Em Montalegre, Vila Real, a autarquia também avançou com mais de 33 mil euros para que todos os alunos do concelho pudessem ter acesso a um computador e poder estudar.
Orlando Alves, presidente desta autarquia, diz ao i que seria “de mau grado estarmos convencidos e termos a certeza que o Governo que vai fazer a aquisição de muitos computadores para chegar a todas as escolas”.
Mas justifica esta afirmação: “Trata-se de um processo moroso”. E porque a câmara de Montalegre não quis agravar a condição destes alunos do interior e que “essa demora viesse a ter uma incidência negativa a repercutir-se negativamente no aproveitamento escolar das nossas crianças”, avançou com a compra.
Quando chegarem os computadores do Governo, os já comprados pela câmara serão dados às escolas para que sejam distribuídos pelos alunos que venham a entrar na escola mais tarde.
No entanto, Orlando Alves é claro: “O Governo está a trabalhar muito bem. Só quem não está dentro dos processos da contratação é que pode sonhar que os computadores chegam de uma hora para a outra. Não é assim. É um processo moroso e, por ser moroso e porque quem vive no interior tem que sentir que pelo menos tem um órgão de proximidade como é uma câmara que está virada para a resolução dos problemas das pessoas, a Câmara Municipal de Montalegre foi o que fez”, criando então condições para “não agravar ainda mais as desigualdades entre litoral e interior, entre ricos e pobres”.
Outros casos
Em Nelas, no distrito de Viseu, a câmara investiu cerca de 85 mil euros na compra destes equipamentos para os estudantes e diz que conseguiu atingir 100% de cobertura no ensino digital com todos os 1.388 alunos do 1.º ciclo ao ensino secundário com acesso a um computador ligado à internet.
A título de exemplo juntam-se ainda os municípios de Mértola (19.188 euros), Gondomar (344.400 euros), Almada (11.300 euros), Coimbra (650 mil euros) e Resende (7.840 euros), entre os vários por todo o país que tiveram de se chegar à frente neste investimento.
Mais de 145 mil computadores entregues
Até ao momento, o Governo já entregou nas escolas cerca de 145 mil computadores, disse o ministério da Educação ao i. Quando ao valor gasto, ultrapassa os 134 milhões de euros. “Os contratos efetuados relativos à totalidade de computadores já comprados estão todos publicitados no portal BASE e ultrapassam os 134 milhões de euros, só em computadores”, avança ainda a tutela.

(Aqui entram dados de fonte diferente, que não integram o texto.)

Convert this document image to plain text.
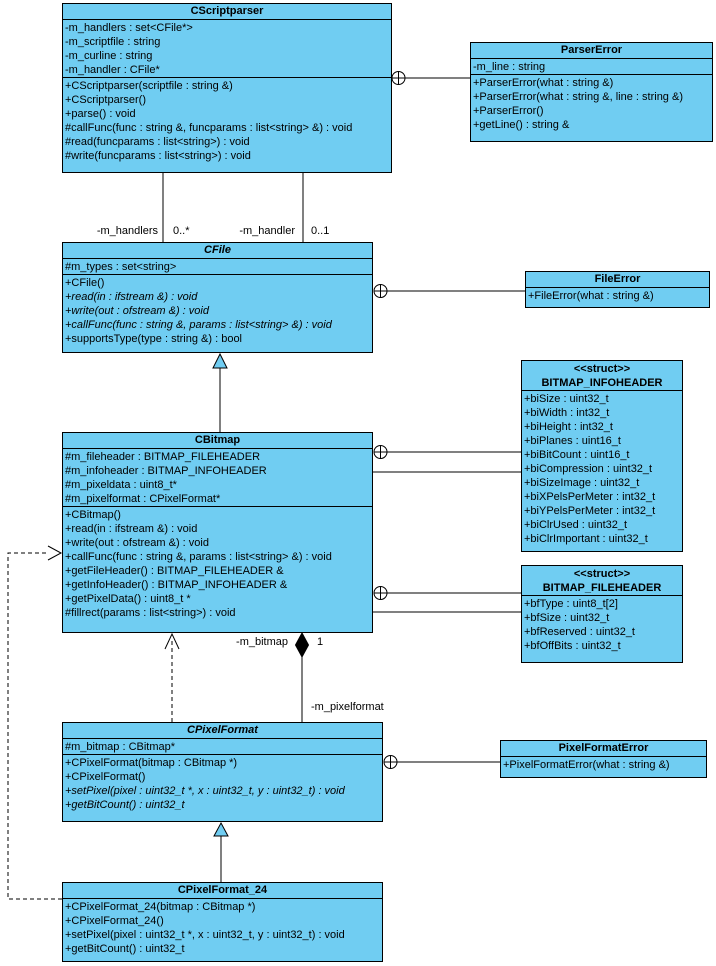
CScriptparser
-m_handlers : set<CFile*>
-m_scriptfile : string
-m_curline : string
-m_handler : CFile*
+CScriptparser(scriptfile : string &)
+CScriptparser()
+parse() : void
#callFunc(func : string &, funcparams : list<string> &) : void
#read(funcparams : list<string>) : void
#write(funcparams : list<string>) : void
ParserError
-m_line : string
+ParserError(what : string &)
+ParserError(what : string &, line : string &)
+ParserError()
+getLine() : string &
CFile
#m_types : set<string>
+CFile()
+read(in : ifstream &) : void
+write(out : ofstream &) : void
+callFunc(func : string &, params : list<string> &) : void
+supportsType(type : string &) : bool
FileError
+FileError(what : string &)
<<struct>>
BITMAP_INFOHEADER
+biSize : uint32_t
+biWidth : int32_t
+biHeight : int32_t
+biPlanes : uint16_t
+biBitCount : uint16_t
+biCompression : uint32_t
+biSizeImage : uint32_t
+biXPelsPerMeter : int32_t
+biYPelsPerMeter : int32_t
+biClrUsed : uint32_t
+biClrImportant : uint32_t
CBitmap
#m_fileheader : BITMAP_FILEHEADER
#m_infoheader : BITMAP_INFOHEADER
#m_pixeldata : uint8_t*
#m_pixelformat : CPixelFormat*
+CBitmap()
+read(in : ifstream &) : void
+write(out : ofstream &) : void
+callFunc(func : string &, params : list<string> &) : void
+getFileHeader() : BITMAP_FILEHEADER &
+getInfoHeader() : BITMAP_INFOHEADER &
+getPixelData() : uint8_t *
#fillrect(params : list<string>) : void
<<struct>>
BITMAP_FILEHEADER
+bfType : uint8_t[2]
+bfSize : uint32_t
+bfReserved : uint32_t
+bfOffBits : uint32_t
CPixelFormat
#m_bitmap : CBitmap*
+CPixelFormat(bitmap : CBitmap *)
+CPixelFormat()
+setPixel(pixel : uint32_t *, x : uint32_t, y : uint32_t) : void
+getBitCount() : uint32_t
PixelFormatError
+PixelFormatError(what : string &)
CPixelFormat_24
+CPixelFormat_24(bitmap : CBitmap *)
+CPixelFormat_24()
+setPixel(pixel : uint32_t *, x : uint32_t, y : uint32_t) : void
+getBitCount() : uint32_t
-m_handlers 0..*	-m_handler 0..1
-m_bitmap	1
-m_pixelformat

Em janeiro deste ano, o ministro da Educação, Tiago Brandão Rodrigues, anunciou que foram comprados mais 335 mil computadores que seriam “em breve” entregues nas escolas, os quais se juntam aos 100 mil que foram distribuídos pelos alunos no anterior período.
Mais tarde, a oposição criticou o Governo pelo atraso e o ministro da Educação foi claro: “Os computadores não estavam guardados num armazém, nem aqui nem na China. Não há stock, tiveram de ser feitos para cada encomenda, e isto é um problema mundial”.